We are following the process set in place by the RP. If any challenges arise, we are certain that the authorities will show us the way to abide by them.

As your headquarters are in Sharjah, what strategies do you have in place to expand your business in India?

We are based out of Sharjah, as the UAE is at the centre of global aviation. However, our interest in expansion makes India an obvious direction. There is immense growth potential in India and we can foresee that with the increase in domestic travellers there will be scope for passenger airlines as well as support sectors like MRO, pilot training, and ground operations. Our strategy has always been to provide 360 degree aviation solutions and invest in the sector where growth is predicted – there has never been a better time or place than India for both.
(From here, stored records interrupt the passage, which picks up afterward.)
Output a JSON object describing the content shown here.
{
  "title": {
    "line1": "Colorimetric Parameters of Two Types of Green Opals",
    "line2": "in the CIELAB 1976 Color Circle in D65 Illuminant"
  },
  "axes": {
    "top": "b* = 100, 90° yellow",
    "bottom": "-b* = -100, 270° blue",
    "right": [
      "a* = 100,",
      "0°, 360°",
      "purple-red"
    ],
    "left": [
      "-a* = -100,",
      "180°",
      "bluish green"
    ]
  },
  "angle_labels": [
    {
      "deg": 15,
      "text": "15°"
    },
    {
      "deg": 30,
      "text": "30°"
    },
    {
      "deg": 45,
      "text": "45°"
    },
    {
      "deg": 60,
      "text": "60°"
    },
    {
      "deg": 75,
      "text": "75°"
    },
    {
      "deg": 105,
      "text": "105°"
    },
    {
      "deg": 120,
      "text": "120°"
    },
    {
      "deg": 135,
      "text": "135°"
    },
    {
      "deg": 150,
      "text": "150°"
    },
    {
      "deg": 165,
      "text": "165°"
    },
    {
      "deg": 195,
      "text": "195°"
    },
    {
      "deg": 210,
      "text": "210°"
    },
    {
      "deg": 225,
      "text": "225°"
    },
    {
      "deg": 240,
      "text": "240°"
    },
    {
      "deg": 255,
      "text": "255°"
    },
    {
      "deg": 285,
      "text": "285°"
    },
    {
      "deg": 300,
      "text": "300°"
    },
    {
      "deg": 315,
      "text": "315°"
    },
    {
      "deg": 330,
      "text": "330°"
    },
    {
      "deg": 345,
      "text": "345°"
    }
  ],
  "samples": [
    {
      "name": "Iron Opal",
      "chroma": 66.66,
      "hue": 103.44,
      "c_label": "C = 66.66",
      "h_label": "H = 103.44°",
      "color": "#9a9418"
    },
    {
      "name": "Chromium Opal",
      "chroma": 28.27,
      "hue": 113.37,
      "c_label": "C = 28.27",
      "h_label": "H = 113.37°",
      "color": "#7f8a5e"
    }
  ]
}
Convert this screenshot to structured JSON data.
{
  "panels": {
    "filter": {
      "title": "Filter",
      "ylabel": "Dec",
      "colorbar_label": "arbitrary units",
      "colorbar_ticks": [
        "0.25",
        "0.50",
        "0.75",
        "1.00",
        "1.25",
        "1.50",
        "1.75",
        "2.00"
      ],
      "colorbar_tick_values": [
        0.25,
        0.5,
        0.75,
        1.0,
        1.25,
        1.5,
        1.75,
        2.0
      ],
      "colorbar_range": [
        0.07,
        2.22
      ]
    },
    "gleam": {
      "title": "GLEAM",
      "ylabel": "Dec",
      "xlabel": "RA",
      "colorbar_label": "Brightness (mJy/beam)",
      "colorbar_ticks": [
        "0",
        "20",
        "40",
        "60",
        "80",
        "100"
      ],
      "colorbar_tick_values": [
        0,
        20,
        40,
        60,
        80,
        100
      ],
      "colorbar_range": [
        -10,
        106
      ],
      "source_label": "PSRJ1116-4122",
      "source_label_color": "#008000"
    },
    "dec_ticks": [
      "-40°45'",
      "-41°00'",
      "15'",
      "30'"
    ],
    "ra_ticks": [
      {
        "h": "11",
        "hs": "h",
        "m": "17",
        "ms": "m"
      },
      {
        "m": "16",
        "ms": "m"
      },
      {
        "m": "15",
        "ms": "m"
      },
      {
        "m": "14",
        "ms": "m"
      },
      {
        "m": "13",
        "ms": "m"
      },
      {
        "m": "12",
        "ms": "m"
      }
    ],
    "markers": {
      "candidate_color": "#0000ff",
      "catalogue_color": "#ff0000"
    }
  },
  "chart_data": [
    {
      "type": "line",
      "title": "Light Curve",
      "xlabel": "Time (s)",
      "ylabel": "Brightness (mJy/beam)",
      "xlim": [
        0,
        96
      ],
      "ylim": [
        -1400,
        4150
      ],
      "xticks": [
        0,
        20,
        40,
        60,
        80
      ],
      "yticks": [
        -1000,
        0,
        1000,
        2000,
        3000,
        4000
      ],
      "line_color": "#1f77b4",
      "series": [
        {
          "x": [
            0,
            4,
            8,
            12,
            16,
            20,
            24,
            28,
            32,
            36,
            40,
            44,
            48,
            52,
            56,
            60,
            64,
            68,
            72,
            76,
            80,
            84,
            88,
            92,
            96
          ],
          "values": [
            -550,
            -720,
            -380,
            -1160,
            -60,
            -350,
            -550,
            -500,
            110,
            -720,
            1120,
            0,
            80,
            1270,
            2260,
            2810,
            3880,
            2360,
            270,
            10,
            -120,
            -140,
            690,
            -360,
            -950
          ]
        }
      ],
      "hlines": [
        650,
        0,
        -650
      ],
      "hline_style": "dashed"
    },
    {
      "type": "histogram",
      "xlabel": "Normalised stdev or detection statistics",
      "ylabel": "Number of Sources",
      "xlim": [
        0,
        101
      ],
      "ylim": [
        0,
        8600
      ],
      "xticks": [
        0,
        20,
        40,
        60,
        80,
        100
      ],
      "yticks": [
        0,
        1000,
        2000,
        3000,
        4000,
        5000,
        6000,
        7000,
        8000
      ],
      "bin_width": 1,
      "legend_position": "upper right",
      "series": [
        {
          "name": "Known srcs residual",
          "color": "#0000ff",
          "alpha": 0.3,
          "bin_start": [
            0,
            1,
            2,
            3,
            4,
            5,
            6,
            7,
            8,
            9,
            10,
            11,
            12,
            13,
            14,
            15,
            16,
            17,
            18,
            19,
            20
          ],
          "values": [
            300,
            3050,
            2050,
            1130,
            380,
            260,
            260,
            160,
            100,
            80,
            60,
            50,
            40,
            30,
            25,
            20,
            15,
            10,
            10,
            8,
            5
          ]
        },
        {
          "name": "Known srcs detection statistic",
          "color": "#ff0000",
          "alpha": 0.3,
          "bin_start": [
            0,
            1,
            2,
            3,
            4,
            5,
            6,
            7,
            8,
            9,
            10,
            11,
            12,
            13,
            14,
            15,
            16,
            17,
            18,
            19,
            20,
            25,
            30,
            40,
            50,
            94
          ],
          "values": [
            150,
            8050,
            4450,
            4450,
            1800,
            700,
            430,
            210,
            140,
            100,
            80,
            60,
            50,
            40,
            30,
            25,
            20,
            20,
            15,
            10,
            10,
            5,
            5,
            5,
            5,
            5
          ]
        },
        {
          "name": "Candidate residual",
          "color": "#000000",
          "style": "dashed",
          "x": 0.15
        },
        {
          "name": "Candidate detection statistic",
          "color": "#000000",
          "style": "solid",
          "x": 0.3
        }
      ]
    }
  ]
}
Could you delve into the array of services offered by Sky One, spanning cargo transport, charter services, and passenger airlines? Furthermore, what notable challenges and prospects does the company face within this bustling industry landscape?

Sky One offers a wide range of aviation services, including airline advisory, capacity optimisation, cargo charters, asset training, and maintenance, repair and overhaul (MRO). We have extensive experience in incubating startup airlines and last year we successfully turned around two passenger and two cargo airlines as well.

The aviation sector, as a whole, is facing the challenge of ensuring quality and balancing customer expectations with business efficiency. We believe it is crucial to ensure a sustainable model of financial success that also delivers a positive customer experience. The opportunities so far outweigh the challenges, in our opinion, especially because Indian passenger airlines are witnessing a boom in terms of both competition and opportunity.

In its global operations, how does Sky One tailor its services to suit the distinct needs of clients across various geographical territories, in the middle of the fluidity of market dynamics?

Our approach is not ‘one size fits all’. We craft our services according to the demands of our different clients in different regions. This is why our clients keep coming back to us. We have local teams who work to ensure that we comply with regional regulations and that our services are something that resonate with the local clientele.